Upon adding polyacrylamide cationic flocculant to the post-Fe-removal mixture, the zeta potential of the precipitate particles shifted from negative to approximately zero, which effectively prevented electrostatic repulsion. Consequently, the effective particle size was increased to 133.137 µm and was better for filtration.
The precipitated particles after flocculation were measured using Nano Measurer, and the particle size is shown in Fig. 7.
The particle size distribution is between 22.7-220.3μm, and the average particle size is 87.45μm. Particle size has several times or even tens of times of growth after adding flocculant. In addition, SEM images before and after adding the flocculant are shown in Fig. 8.
Before the adding flocculant, the precipitated particles were relatively dispersed, with the particle size mainly distributed within 2-15μm, and a few particles above 40μm (Fig. 8 (a)). After the addition of the flocculant, small particles gather together to form dozens or even hundreds of micron aggregates (Fig. 8 (b) (c) (d)), which is easier to filter and separate. The composition of Fig. 8(c) particles was analyzed by scanning electron microscopy (SEM) and energy dispersive X-ray spectroscopy (EDS), the result is shown in Fig. 9.
As can be seen from the Fig. 9, iron and zirconium are evenly distributed. Zr2(SO4)3 crystals precipitate with Fe4[Fe(CN)6]. It also proved that the decrease in iron content in Fig. 8 would increase the loss of zirconium sulfate. In addition, atomic force microscopy (AFM) of the membrane surface before and after adding the flocculant is shown in Fig. 10.
Before adding the flocculant, the filter membrane roughness was low (mean roughness (Sa) 1.31 nm), and the particles were small. The peak height and peak width of the sampled particles were about 20nm and 0.5 μm, respectively (Fig. 10 (a)). After flocculant addition, the filter membrane roughness increased considerably (mean roughness (Sa) 30.15 nm) and the number of particles decreased. The height of the particle peak reached 240 nm, and the width was approximately 2.5 μm (Fig. 10 (b)).
3.6. Mechanism of the precipitation—flocculation—ultrafiltration process
The above results can be summarized to ascertain the mechanism of deep iron removal, as shown in Fig. 11.

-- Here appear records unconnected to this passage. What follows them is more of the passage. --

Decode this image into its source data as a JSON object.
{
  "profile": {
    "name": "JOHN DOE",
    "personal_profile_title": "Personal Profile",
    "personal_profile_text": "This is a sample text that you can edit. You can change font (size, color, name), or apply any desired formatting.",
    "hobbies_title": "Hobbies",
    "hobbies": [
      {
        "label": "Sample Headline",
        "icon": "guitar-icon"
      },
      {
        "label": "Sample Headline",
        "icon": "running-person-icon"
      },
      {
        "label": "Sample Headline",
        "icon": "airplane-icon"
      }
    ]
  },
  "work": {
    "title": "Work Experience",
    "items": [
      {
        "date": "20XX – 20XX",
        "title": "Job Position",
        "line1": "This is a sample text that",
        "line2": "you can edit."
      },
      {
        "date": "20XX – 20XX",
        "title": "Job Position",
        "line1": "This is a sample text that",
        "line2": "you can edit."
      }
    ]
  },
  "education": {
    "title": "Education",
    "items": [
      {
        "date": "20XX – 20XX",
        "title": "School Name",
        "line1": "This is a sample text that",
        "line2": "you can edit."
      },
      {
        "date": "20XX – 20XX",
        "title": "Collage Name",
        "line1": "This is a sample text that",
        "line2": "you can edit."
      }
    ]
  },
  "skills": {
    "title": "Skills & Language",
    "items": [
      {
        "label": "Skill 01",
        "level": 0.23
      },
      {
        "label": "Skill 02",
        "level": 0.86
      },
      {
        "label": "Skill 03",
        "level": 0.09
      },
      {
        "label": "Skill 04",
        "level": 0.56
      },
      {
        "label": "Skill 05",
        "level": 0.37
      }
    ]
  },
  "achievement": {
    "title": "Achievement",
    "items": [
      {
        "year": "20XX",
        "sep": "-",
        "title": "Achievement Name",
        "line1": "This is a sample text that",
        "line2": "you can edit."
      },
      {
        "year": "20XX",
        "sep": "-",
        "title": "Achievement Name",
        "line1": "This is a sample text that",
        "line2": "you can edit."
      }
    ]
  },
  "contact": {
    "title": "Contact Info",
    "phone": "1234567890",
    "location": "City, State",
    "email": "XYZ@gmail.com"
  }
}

When a precipitation–ultrafiltration process is used, small precipitate particles with negatively charged surfaces are produced. Owing to electrostatic repulsion, the particles cannot grow, and the small particles cannot be separated via ultrafiltration, as illustrated in Fig. 11(a). Upon adding a cationic flocculant to the system, the surface charge of the particles was neutralized, and the electrostatic repulsion between them was eliminated, allowing the particles to grow and promoting their separation via ultrafiltration, as presented in Fig. 11(b).